Applicable manufacturer instructions are a common reference in the OHSR, but it is unclear which good engineering practices and industry standards are acceptable. Unless there is specific reference to engineering practices and industry standards, the reference here is simply confusing. This information could be provided in the guidelines.

The BCFED believes Section (i) should be amended to read applicable Safety Data Sheets and manufacturer instructions.

Section 2(g)(ii)

The compatibility of the measures with work activities and process and with the workers who will be required to employ those measures.
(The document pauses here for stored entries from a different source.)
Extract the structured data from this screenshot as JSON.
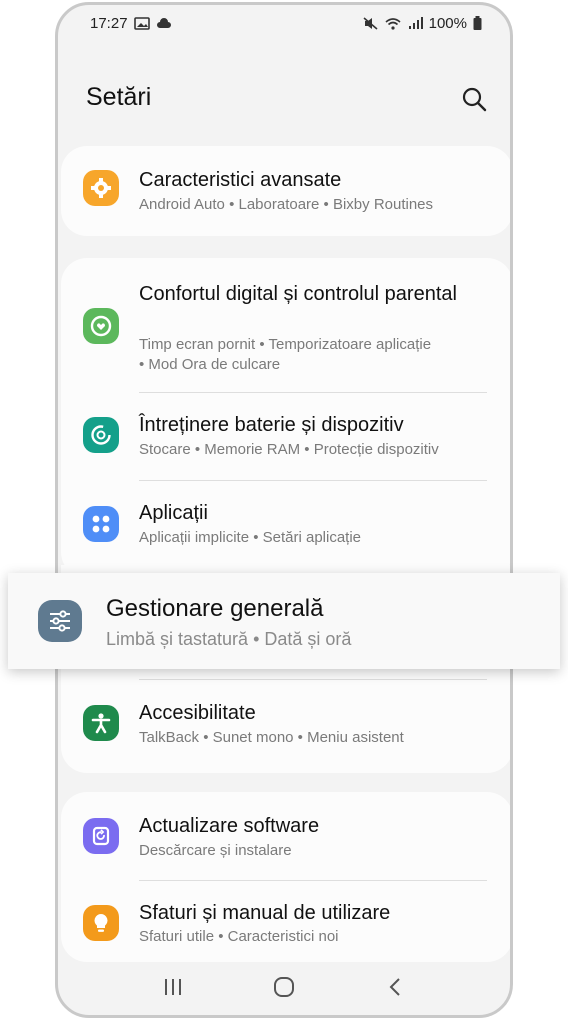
{
  "status": {
    "time": "17:27",
    "battery": "100%"
  },
  "header": {
    "title": "Setări"
  },
  "colors": {
    "orange": "#f7a62b",
    "green": "#5cb85c",
    "teal": "#14a08a",
    "blue": "#4f8ef7",
    "slate": "#5f7a90",
    "accessibility_green": "#1f8a4c",
    "purple": "#7b6cf0",
    "yellow": "#f39a1b"
  },
  "items": {
    "advanced": {
      "title": "Caracteristici avansate",
      "sub": "Android Auto  •  Laboratoare  •  Bixby Routines",
      "icon": "gear-puzzle-icon"
    },
    "digital": {
      "title": "Confortul digital și controlul parental",
      "sub1": "Timp ecran pornit  •  Temporizatoare aplicație",
      "sub2": "•  Mod Ora de culcare",
      "icon": "wellbeing-icon"
    },
    "battery": {
      "title": "Întreținere baterie și dispozitiv",
      "sub": "Stocare  •  Memorie RAM  •  Protecție dispozitiv",
      "icon": "device-care-icon"
    },
    "apps": {
      "title": "Aplicații",
      "sub": "Aplicații implicite  •  Setări aplicație",
      "icon": "apps-grid-icon"
    },
    "general": {
      "title": "Gestionare generală",
      "sub": "Limbă și tastatură  •  Dată și oră",
      "icon": "sliders-icon"
    },
    "accessibility": {
      "title": "Accesibilitate",
      "sub": "TalkBack  •  Sunet mono  •  Meniu asistent",
      "icon": "accessibility-icon"
    },
    "update": {
      "title": "Actualizare software",
      "sub": "Descărcare și instalare",
      "icon": "software-update-icon"
    },
    "tips": {
      "title": "Sfaturi și manual de utilizare",
      "sub": "Sfaturi utile  •  Caracteristici noi",
      "icon": "lightbulb-icon"
    }
  },
  "navbar": {
    "recent": "recent-apps-icon",
    "home": "home-icon",
    "back": "back-icon"
  }
}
We have to say we are very confused by this section. The “compatibility” of a control measure is a term we have not seen used in the context of implementing control measures.
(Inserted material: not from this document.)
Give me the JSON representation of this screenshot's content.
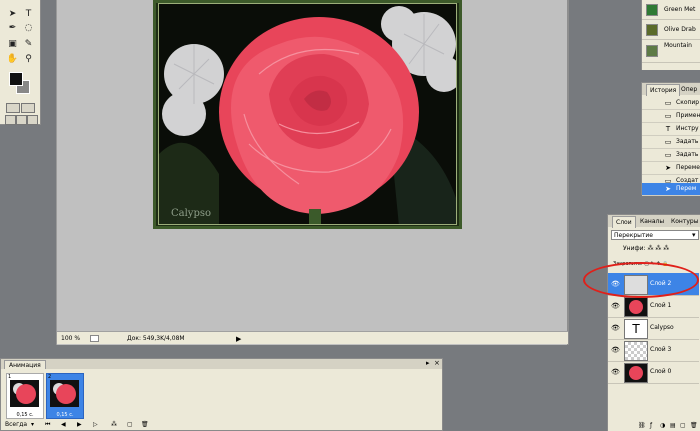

The BCFED opines this is another way of saying that employers are required to implement control measures “where practicable.” Employers need to eliminate a risk and if that is not possible, then minimize the risk.

The BCFED recommends this section be removed to avoid confusion:

“Section 2(j)

Any other relevant matters.”

The BCFED believes there should be more information on what other “relevant matters” the WCB is contemplating, and these matters must be clearly stated in Section 2.
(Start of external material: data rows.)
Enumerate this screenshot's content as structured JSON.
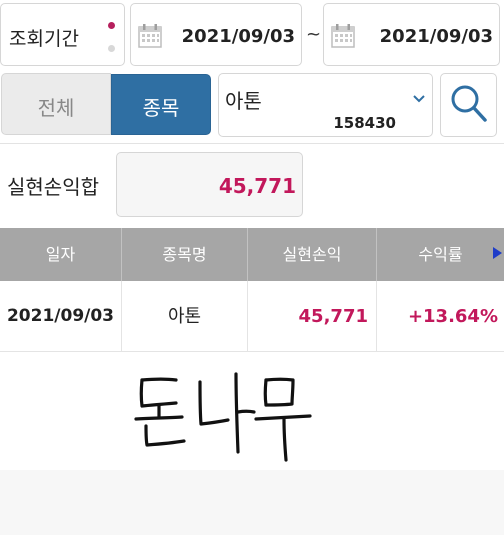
{
  "filters": {
    "period_label": "조회기간",
    "date_start": "2021/09/03",
    "date_separator": "~",
    "date_end": "2021/09/03"
  },
  "mode": {
    "all_label": "전체",
    "item_label": "종목",
    "selected": "종목"
  },
  "stock": {
    "name": "아톤",
    "code": "158430"
  },
  "summary": {
    "realized_pnl_label": "실현손익합",
    "realized_pnl_value": "45,771"
  },
  "table": {
    "columns": [
      "일자",
      "종목명",
      "실현손익",
      "수익률"
    ],
    "rows": [
      {
        "date": "2021/09/03",
        "name": "아톤",
        "pnl": "45,771",
        "rate": "+13.64%"
      }
    ]
  },
  "signature": "돈나무",
  "colors": {
    "accent_blue": "#2f6fa3",
    "profit_red": "#c2185b",
    "header_gray": "#a6a6a6",
    "dot_active": "#b6205d"
  },
  "icons": [
    "calendar-icon",
    "chevron-down-icon",
    "search-icon",
    "scroll-right-arrow-icon"
  ]
}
Section 5.103 Emergency procedures-safe work

This section sets out the employer requirements for establishing written procedures for carrying out any of these activities in a safe and effective manner:  investigating a spill or release of a hazardous substance, controlling a release clean up and remedial action, disposing of the substance and evaluating safety of the workplace for re-entry.

Many employers would hire a contractor or expert to clean up and dispose of hazardous substances post emergency. This will be a course of action particularly common for smaller employers. Employers are required to supply appropriate PPE, materials and equipment under other regulations. But they may not need to have the procedures required in Section 5.103.

The explanatory notes say that a third party or contractor is not obligated to follow the employer’s procedures and can rely upon their own.

The BCFED strongly agrees there is a need for guidelines to provide guidance on investigating a release and evaluating re-entry. There must be clarification on the coordination of procedures being developed by the employer and the third party.

Section 5.104 Training and drills


The BCFED recommends amending Sub-section (1) to add “all known or reasonably foreseeable emergencies.”


The BCFED strongly urges the WCB Board of Directors to seriously consider our proposed amendments.

We are generally pleased with the work on these proposed amendments to Part 5 and appreciate the efforts of the PRRD.

We encourage the WCB to implement an effective implementation strategy ensuring that all workers and employers are properly informed and supported to effectively practice these new requirements.

The implementation strategy must be designed to consider the diversity of workplaces and workers to which these regulation amendments are applicable.

We urge the WCB Board of Directors to provide the necessary resources to ensure effective implementation, ongoing inspections and enforcement.